Wednesday, February 11, 2009

did you think i was kidding?

yes, i'm back again.

thanks to everyone who left comments and made me feel welcome and not like a ding-dong for being gone for so long. that was nice of you.

here are some of the things i think i've learned from nathaniel's first semester in college:

1. we did a pretty good job raising nathaniel (i think we already knew that) but it helps when your kid is able to assess what could have gone better in a given situation. it gives a parent confidence that the foundation the three of you built together is strong.

2. i like to cook. i am a good cook. i don't like fish sticks and blue box macaroni and cheese and i never, ever will. ina garten is my new superhero. (note to self, must learn how to cook for two!)

3. we need to work out (see number 2, above).

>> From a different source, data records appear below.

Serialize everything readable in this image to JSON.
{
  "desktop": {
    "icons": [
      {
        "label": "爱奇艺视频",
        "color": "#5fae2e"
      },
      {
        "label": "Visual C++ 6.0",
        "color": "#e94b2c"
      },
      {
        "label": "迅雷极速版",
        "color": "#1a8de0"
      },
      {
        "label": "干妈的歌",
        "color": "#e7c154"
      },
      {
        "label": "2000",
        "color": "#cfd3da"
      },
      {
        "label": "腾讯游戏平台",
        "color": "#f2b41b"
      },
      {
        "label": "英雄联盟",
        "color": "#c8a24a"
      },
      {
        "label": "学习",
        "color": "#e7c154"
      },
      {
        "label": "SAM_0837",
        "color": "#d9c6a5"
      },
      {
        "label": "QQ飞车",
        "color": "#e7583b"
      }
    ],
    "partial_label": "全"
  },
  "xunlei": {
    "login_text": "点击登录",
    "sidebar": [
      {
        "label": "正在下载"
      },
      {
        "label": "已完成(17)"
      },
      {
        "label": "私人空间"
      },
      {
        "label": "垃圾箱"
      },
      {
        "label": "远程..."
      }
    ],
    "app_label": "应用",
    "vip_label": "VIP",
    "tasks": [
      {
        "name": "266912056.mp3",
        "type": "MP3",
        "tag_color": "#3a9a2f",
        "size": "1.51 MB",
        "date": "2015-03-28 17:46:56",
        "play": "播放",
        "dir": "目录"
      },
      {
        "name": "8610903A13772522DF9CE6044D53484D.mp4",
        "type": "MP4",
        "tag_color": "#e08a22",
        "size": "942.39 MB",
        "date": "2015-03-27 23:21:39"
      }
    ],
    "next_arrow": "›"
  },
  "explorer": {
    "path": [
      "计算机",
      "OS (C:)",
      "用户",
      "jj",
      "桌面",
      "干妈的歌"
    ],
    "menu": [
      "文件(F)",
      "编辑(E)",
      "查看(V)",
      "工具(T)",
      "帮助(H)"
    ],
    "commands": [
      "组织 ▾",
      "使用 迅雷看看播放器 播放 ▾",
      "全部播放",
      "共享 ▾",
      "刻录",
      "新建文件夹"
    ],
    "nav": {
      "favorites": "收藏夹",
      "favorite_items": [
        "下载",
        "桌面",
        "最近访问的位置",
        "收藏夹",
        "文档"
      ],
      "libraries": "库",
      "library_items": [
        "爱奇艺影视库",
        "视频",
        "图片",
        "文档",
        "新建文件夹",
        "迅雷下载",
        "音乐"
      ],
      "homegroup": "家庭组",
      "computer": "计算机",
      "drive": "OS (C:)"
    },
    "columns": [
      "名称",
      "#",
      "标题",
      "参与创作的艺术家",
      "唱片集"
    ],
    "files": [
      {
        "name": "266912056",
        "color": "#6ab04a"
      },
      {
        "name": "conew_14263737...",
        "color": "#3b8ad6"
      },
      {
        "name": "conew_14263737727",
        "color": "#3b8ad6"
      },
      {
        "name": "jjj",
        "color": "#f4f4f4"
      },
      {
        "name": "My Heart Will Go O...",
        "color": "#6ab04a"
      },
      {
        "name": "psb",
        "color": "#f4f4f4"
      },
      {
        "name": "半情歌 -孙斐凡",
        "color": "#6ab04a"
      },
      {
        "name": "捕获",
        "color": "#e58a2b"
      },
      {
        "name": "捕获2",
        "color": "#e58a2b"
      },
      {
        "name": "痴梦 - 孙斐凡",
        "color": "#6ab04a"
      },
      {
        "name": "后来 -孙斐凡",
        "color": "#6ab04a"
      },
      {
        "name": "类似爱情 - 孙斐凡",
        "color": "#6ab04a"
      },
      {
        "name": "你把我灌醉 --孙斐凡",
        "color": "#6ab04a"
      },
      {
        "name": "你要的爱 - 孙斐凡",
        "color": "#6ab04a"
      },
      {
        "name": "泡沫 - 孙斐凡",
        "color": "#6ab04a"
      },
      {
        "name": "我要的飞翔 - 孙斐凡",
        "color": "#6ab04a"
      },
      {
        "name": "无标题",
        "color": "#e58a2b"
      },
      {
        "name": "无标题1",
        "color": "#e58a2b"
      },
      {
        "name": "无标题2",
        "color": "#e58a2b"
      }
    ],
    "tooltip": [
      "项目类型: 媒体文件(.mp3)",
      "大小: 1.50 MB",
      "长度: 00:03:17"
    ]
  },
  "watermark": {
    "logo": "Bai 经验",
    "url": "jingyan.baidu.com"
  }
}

4. i am deeply in love with my husband (i already knew this too), but after the raw, new-ness of nathaniel's absence wore off, we settled into couple-dom again and it is wonderful.

******

i will post some pictures of a few finished objects very soon. i can't wait to share with all of you again!

Sunday, February 08, 2009

hello there...

i am still here, for those of you still interested or checking (hi, kim!)

nathaniel's first semester is behind us and the second semester is well under way.

my empty-nest tender heart has healed (mostly).

i plan on being more present here and re-connecting. emotional hibernation is sometimes necessary, but now it's time to wake up and get going.

Thursday, August 28, 2008

fourteen days...

that is how long it's been since we dropped off a 6 foot 2 inch behemoth of love at school. it has not been as difficult as it was that afternoon in his new bedroom...he asleep on his brand new bed (which he put together himself), me clicking away an entry to all of you, dear blogosphere. the change was so close, the transition so imminent. the worst moments were when there was nothing to do, no task to tend to, no books to purchase, or administrator to speak with. when it was just "being" was when the division felt deepest.

now, us here and him there, it's starting to feel a bit natural (which i know it is). we are enjoying our time together, which we always did. we are trying out new dinner dishes. we are taking walks. we are trying to get into a pattern...we're very big on patterns here at the pod.

and i know just as soon as i get into a groove something will come up and i'll need to re-adjust (just like when were new parents and you'd come up with some ingenious way to help the baby stop crying like singing a frank sinatra song and then *poof* it stops working and you have to come up with another survival tactic). but all of this adjustment is good for me -- being too set in my ways breeds boredom.

two more weeks and i'll have this whole thing figured out...i think.